De forme sculpturale et figurative, reposant sur une base quadrangulaire à décor entièrement doré, le fût est constitué d’un putto ailé en biscuit, traité en ronde-bosse, agenouillé et penché en avant, soutenant la coupe (formant coquetier) sur son dos. La coupe, de forme évasée à bord légèrement chantourné, est ornée en relief d’un décor répétitif de feuilles stylisées de palmettes. L’intérieur est entièrement recouvert d’une riche dorure L’ensemble repose sur une base rectangulaire également dorée.
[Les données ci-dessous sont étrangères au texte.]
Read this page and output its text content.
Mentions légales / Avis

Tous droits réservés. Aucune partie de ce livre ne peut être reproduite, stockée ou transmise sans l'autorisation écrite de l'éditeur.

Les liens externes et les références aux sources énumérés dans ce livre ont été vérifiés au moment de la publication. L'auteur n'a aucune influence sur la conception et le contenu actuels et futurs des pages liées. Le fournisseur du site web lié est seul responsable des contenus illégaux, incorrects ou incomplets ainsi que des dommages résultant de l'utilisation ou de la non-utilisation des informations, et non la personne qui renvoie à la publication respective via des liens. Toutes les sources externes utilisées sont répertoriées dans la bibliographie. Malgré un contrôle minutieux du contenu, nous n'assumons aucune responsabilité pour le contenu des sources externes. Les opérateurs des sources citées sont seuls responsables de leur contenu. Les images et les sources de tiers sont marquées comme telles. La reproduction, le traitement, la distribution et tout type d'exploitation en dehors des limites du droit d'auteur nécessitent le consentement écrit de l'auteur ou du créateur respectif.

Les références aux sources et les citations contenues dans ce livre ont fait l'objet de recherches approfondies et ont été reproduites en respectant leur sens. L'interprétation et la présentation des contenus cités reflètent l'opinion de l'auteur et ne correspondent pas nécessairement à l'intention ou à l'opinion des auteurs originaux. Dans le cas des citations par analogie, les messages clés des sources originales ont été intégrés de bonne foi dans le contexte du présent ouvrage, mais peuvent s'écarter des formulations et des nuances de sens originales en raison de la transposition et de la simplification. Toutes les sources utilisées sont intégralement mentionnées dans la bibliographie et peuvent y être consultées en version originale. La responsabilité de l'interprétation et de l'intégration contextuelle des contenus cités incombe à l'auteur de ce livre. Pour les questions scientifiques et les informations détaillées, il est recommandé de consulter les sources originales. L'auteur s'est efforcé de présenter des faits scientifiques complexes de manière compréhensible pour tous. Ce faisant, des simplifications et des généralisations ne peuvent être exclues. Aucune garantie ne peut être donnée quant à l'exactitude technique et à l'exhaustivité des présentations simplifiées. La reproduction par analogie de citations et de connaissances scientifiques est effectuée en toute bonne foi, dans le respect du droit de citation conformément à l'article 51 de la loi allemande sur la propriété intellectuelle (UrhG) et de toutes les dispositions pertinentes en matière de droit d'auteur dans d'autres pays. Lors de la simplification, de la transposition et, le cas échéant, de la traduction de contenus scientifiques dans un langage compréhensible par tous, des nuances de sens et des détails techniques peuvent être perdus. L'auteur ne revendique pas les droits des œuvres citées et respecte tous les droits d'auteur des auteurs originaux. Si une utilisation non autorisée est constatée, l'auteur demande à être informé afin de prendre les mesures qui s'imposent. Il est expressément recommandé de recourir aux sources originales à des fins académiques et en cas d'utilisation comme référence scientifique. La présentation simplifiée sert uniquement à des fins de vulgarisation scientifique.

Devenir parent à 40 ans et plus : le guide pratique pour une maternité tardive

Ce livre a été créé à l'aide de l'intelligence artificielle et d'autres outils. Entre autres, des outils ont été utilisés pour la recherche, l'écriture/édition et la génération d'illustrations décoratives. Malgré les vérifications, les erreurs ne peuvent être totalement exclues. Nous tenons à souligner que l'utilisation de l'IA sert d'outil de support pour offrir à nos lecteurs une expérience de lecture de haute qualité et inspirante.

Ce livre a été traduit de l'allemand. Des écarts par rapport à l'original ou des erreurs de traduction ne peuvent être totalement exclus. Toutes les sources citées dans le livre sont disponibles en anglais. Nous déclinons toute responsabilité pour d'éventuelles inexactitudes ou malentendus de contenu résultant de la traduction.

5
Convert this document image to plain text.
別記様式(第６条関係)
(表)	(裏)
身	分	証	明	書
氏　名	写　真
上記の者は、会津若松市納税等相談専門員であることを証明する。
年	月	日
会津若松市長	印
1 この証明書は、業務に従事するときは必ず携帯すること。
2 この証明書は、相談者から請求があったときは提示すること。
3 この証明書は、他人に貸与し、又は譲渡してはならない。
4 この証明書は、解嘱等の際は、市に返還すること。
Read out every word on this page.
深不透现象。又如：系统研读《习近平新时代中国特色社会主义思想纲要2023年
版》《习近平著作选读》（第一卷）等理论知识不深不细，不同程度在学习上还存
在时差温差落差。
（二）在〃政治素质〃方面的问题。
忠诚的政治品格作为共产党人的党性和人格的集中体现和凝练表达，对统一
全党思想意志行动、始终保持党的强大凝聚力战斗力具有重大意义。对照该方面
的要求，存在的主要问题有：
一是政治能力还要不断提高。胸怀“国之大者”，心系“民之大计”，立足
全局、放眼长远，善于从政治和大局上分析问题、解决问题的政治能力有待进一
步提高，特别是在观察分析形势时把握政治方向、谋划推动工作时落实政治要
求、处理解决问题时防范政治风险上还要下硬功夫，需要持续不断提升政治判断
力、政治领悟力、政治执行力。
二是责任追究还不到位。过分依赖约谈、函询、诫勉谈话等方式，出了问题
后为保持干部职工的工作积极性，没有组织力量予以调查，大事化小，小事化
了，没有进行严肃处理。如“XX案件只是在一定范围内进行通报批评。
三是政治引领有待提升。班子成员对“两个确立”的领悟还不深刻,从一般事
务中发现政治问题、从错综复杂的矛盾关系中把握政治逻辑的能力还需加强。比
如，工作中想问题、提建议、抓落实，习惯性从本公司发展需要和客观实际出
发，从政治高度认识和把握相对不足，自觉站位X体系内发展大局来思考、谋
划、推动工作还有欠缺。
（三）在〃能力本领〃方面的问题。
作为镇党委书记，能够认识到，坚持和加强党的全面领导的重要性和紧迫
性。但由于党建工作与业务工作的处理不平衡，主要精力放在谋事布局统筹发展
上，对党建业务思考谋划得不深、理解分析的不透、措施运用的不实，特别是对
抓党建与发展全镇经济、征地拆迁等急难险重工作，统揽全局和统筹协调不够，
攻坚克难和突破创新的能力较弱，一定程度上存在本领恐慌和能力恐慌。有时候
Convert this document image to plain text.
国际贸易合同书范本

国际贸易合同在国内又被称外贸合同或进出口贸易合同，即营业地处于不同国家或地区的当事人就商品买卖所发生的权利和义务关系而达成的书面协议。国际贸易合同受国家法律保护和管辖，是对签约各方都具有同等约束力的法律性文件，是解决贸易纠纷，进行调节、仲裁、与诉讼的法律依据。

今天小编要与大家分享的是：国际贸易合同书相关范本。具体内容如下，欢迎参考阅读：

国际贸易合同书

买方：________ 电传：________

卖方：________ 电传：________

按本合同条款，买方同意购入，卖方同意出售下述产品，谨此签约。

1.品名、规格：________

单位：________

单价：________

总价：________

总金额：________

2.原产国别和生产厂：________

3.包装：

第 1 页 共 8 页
Le dessin de ce modèle est répertorié dans le catalogue "des fonds manufacture 19e siècle", conservé au Départements ARTS Graphique des Arts Décoratifs de Paris (voir photo du dessin), confirmant ainsi son attribution.
J'ai également possédé, il y a quelques années, un modèle identique, qui, lui, portait la marque de la manufacture Dagoty au revers (voir les photos). Cette marque attestait formellement de son attribution.
Marque(s) : NÉANT,
Dimension(s) : Haut.6,8 - Long. 5,8 cm - Larg. 4,2 cm,
Condition(s) : PARFAIT ÉTAT,
Époque : EMPIRE.
Les coquetiers datant de la période Empire (1804-1815) sont très RARES, et cela s’explique par plusieurs raisons liées aux habitudes de consommation, aux modes de production et aux contraintes économiques de l’époque.
L’œuf à la coque n’était pas un mets couramment servi à table sous l’Empire. Les œufs étaient davantage utilisés dans des préparations culinaires (pâtisseries, sauces, omelettes) que consommés seuls. À l’inverse du XVIIIe siècle, où les services de table devenaient de plus en plus sophistiqués, sous l’Empire, l’accent était mis sur des arts de la table plus sobres et influencés par l’Antiquité.
Contrairement aux services à thé, à café ou aux sucriers, qui étaient des éléments courants des manufactures de porcelaine, le coquetier restait un objet d’usage moins courant.
Peu de manufactures en produisaient, et celles qui le faisaient, comme Dagoty, réalisaient principalement des modèles de luxe.